Les manifestations cliniques de la drépanocytose sont pour l’essentiel de trois types : anémies hémolytiques (les globules rouges anormaux sont détruits), infections bactériennes graves (pneumocoques chez les enfants notamment), accidents ischémiques vaso-occlusifs (AVO) dus aux conflits entre les petits vaisseaux et les globules rouges trop peu déformables, ce qui provoque des caillots. Des complications de gravité variable peuvent survenir : retard de taille et de poids, puberté tardive, anomalies rétiniennes, hypertensions artérielles pulmonaires, accidents vasculaires cérébraux… La maladie ne se manifeste pas avant l'âge de 3 mois et ses symptômes sont très divers d'une personne à l'autre.

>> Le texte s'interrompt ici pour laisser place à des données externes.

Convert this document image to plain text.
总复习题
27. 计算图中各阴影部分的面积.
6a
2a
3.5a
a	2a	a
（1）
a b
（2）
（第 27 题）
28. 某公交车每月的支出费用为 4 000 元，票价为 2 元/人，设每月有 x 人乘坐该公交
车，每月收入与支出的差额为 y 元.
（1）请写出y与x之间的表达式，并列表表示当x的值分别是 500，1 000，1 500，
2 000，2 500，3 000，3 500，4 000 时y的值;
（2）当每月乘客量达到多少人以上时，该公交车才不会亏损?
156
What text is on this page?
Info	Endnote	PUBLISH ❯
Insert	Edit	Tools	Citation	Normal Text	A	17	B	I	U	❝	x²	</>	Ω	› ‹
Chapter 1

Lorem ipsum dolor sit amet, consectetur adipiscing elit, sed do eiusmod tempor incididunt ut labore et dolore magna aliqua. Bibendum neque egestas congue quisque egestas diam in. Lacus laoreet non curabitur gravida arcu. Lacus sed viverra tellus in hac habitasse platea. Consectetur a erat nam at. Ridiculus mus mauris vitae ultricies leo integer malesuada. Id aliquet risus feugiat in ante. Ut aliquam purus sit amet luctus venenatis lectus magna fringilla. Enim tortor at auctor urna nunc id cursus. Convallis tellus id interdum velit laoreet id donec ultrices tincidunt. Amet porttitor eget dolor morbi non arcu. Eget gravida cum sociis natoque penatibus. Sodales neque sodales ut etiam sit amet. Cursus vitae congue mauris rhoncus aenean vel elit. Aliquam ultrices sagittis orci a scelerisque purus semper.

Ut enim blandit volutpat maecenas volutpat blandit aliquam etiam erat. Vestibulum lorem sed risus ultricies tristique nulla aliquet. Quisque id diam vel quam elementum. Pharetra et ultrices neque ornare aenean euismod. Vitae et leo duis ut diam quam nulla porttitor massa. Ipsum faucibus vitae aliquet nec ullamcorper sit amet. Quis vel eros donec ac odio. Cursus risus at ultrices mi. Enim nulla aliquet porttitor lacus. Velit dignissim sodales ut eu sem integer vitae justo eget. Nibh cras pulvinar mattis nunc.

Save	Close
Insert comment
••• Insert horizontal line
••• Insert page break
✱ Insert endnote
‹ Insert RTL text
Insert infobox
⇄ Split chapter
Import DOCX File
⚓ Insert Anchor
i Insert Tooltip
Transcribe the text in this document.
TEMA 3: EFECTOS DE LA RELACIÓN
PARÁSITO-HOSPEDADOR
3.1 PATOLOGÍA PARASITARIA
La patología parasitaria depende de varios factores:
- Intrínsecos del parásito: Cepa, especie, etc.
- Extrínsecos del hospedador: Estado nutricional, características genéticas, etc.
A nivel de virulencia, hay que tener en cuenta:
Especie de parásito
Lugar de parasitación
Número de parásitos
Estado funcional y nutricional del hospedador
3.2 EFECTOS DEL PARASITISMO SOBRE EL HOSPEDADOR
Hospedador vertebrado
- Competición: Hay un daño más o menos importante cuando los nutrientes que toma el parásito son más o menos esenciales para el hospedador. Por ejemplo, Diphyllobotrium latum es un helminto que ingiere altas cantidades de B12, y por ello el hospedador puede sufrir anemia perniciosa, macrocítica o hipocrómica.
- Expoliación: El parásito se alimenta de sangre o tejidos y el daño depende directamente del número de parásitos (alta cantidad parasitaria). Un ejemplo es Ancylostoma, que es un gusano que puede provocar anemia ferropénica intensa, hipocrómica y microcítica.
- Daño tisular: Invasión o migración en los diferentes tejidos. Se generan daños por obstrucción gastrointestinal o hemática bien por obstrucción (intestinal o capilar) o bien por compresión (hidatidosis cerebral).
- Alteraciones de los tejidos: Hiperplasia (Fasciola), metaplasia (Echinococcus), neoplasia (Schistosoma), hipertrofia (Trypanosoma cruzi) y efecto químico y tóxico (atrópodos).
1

Le dépistage génétique des porteurs sains peut être proposé en cas d’antécédents ou de suspicion de la présence du trouble dans la famille, et il nécessite un conseil génétique. Le diagnostic prénatal est quant à lui réalisable par prélèvement de villosités choriales ou de liquide amniotique. La prise en charge des malades intègre dès la naissance la prévention des infections, de la douleur et des complications, mais aussi la dimension sociale et psychologique d’accompagnement du malade. Dans les formes sévères, un médicament orphelin à base d'hydroxycarbamide (hydroxyurée) a obtenu une autorisation de mise sur le marché européenne. La transfusion sanguine reste une modalité thérapeutique de base. La transplantation de moelle osseuse est envisagée en cas de vasculopathie cérébrale. Des thérapies géniques ont montré une certaine efficacité sur les modèles animaux de la maladie.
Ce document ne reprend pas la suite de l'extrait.